In a brief and short letter opinion of Durham v. Grapetree, LLC, Civil Action No. 2018-0174-SG (Del. Ch. Oct. 8, 2020), Vice Chancellor Glasscock ruled upon a pro se litigant’s books and records demand after it was remanded to the Court of Chancery on appeal. The plaintiff attached a number of books and records demands made to the defendant LLC, some timely and others untimely. Initially, the Court granted two of Plaintiff’s demands. Plaintiff appealed, and the case was remanded, to require that several other timely demands be considered by the Court.
The case is significant in that, on remand, the Court of Chancery revised its fee shifting award. Fee-shifting is not automatically granted in favor of the prevailing party in a books and records demand action. Rather, the Court applies the “American Rule”, with each side bearing their own fees and costs, absent a showing of bad faith or other litigation misconduct. Of course, the Court also has discretion to shift fees if there is a contractual basis to do so.
Here, fee-shifting was permitted under the LLC’s operating agreement. Initially, the Court granted fees in favor of the defendant LLC, given that plaintiff did not prevail on the majority of the demands he sought. On remand, after the Court considered each of the five demand letters submitted by plaintiff, the Court instead ruled that each side should bear their own fees.

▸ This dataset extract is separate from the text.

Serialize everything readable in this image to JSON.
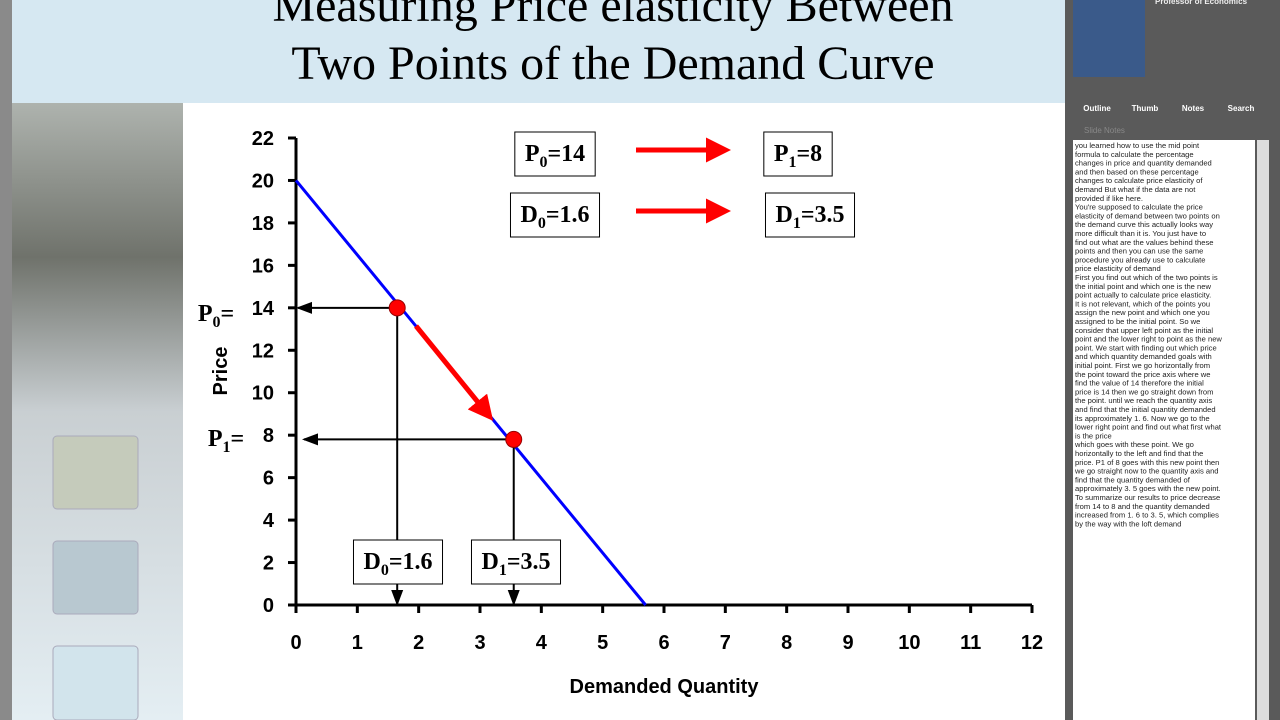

This brief letter opinion shows the risk in asserting a books and records demand (let alone multiple demands) when the operative agreement contains a fee-shifting provision. Even though plaintiff prevailed on some of the demands at trial, fees were initially shifted against him. On remand, fees were not shifted to either side. Accordingly, parties should carefully consider fee-shifting provisions when asserting an action to inspect a company’s books and records.